Wednesday, September 12, 2012

Day 66 : If I think – I am fucked




                The moments I started first time to try stop my thoughts, it came to me like not possible, hard, I was even not able to comprehend, that human being can function without thinking, move without thoughts, act, speak, express and live without presence of thoughts within mind.

                But yes, it is possible, it is possible to live and have silence in the mind, not thoughts present, no reactions, just breathe and speak.

                I am far away from the point where absolute silence of me as me I live, but I’ll get there. The moments in my life, which I enjoy, really enjoy and like, are those when no thoughts, no energies, no movements of energies I experience, just me, walking here around, in environment I am in, and I just am. The moments I enjoy most are moments of silence in my mind.

                In moments when thoughts came up, and I start to participate on that thought, immediately I experience some kind of energy, I am aware of it and thus I have to stop that energy, thus it is useless, to participate on thinking and then stop energy, it is easier to stop thinking, to do not participate on it, to do not give attention to it, to do not charge thoughts with energies.

                The specific patterns which occur within me, are those where I put the most energy thus this thoughts have tendency to come back over and over, till I remove all energies related to that thought, to eventually really and for real remove that thought and stop it, stop energy experienced related to that thought and finally silence my mind.
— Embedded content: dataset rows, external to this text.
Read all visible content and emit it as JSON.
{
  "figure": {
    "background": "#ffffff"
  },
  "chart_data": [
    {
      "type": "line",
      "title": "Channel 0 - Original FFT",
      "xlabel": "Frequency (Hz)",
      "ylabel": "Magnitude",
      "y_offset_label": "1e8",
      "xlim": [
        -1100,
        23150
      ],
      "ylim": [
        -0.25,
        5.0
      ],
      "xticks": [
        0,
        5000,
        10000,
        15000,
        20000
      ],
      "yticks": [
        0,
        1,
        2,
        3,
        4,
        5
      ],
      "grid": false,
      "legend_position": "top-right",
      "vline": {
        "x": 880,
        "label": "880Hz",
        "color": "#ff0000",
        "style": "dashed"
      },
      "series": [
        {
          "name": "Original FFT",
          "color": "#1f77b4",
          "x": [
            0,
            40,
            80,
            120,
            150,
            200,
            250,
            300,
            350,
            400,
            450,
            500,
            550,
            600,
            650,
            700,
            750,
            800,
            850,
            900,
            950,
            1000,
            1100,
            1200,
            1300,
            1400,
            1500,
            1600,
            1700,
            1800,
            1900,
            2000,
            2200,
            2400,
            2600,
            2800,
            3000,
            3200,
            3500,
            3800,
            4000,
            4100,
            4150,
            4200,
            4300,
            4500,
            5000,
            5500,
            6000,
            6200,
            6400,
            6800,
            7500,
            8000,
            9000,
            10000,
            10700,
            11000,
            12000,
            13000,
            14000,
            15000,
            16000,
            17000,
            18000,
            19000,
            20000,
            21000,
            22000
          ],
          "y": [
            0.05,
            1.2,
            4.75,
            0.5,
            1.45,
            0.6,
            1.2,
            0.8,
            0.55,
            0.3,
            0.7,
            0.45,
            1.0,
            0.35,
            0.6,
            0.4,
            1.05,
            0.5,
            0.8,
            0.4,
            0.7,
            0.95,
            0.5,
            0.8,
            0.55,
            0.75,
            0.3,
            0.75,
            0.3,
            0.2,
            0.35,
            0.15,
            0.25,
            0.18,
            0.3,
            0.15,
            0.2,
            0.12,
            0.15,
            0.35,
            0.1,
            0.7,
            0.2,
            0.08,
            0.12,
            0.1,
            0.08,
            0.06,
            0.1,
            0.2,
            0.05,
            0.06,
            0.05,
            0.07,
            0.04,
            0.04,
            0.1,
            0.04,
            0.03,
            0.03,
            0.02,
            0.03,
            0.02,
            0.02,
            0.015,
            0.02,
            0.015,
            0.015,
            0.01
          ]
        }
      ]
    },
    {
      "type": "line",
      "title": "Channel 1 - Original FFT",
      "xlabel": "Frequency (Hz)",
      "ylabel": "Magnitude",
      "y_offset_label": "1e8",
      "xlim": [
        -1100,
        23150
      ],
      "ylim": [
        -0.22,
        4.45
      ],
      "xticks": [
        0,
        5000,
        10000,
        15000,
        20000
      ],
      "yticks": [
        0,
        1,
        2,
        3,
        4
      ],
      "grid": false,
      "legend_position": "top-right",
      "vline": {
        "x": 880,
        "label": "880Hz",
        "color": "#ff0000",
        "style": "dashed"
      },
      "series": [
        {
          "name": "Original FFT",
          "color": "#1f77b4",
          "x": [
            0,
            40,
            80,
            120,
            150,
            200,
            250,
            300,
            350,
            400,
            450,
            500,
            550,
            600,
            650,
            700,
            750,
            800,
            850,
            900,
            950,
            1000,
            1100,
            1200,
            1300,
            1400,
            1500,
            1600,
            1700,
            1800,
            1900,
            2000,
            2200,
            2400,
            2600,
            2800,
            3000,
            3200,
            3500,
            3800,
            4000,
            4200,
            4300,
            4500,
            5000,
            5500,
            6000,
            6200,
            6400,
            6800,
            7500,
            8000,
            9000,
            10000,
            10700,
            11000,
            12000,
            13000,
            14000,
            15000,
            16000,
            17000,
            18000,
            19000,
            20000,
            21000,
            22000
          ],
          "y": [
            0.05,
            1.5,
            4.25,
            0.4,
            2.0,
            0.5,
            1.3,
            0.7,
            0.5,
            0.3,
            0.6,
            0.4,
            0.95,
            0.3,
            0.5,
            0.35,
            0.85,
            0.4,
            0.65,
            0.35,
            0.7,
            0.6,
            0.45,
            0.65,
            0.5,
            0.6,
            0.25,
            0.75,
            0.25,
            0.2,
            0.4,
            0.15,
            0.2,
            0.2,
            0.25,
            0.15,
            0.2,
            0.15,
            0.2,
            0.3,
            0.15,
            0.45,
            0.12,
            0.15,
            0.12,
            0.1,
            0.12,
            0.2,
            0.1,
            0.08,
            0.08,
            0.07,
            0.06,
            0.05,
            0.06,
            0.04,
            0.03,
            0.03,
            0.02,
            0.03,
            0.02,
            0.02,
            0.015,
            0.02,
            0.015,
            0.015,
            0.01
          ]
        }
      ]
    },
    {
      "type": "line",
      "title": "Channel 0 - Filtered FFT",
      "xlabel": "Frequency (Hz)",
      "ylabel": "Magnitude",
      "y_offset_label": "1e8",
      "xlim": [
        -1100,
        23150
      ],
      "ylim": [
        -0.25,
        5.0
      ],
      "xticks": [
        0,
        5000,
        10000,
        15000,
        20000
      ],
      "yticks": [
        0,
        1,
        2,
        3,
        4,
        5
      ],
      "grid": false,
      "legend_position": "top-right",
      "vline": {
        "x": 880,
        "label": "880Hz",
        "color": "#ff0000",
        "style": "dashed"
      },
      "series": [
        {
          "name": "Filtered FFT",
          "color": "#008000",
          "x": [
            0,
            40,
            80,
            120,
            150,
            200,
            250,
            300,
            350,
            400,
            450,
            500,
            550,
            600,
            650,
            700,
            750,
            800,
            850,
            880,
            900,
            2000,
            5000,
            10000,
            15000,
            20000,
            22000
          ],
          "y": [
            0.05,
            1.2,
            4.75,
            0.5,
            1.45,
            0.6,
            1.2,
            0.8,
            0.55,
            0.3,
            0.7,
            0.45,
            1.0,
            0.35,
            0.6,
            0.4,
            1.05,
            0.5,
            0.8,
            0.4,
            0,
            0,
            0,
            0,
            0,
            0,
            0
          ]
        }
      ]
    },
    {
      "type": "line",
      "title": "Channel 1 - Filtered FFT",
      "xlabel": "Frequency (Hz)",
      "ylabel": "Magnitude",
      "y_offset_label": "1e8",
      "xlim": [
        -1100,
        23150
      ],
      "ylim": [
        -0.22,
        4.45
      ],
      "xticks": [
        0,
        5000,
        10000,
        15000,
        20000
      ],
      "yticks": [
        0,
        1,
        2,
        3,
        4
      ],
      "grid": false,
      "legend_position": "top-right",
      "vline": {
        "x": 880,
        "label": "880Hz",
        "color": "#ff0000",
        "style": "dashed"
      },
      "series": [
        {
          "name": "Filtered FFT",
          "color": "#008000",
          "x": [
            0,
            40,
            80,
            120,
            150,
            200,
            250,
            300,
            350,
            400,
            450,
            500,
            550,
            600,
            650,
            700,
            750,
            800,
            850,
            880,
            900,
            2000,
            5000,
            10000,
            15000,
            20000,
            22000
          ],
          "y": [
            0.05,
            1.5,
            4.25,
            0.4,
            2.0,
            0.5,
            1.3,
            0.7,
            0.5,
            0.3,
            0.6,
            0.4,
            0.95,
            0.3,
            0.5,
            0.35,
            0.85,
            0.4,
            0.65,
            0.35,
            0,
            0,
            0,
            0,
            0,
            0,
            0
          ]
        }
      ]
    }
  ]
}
                The most energy I put into are those ones, which the most reflect my desires, or needs, wishes, as that what I want for myself as positive, as that what I like or as that what I would like to live, to have, to enjoy, and it is just experience of energy related to those desires or wishes.

                Sometimes, occur within me the point of blaming myself for participating on thoughts and “self-speak” known as back chat, as I always see how useless it is, but sometimes it is like late to stop as I already participated on that. Always, I am using this as a support for myself, to see where I fucked myself, how and why, to be able to see and the points directly , to do not have to go through all stuff again, as really, it is please to solve the point I am facing and go on and let go.

                It is the biggest pleasure for myself, to see what I allowed, to see how and why, what I lived, to release myself and allow myself to go on, as the past is past and thus past have to go.

                Sooner of later, each one of use will have face the point to have let go everything ones allowed and accepted, it is really better to stand up sooner like later. You decide.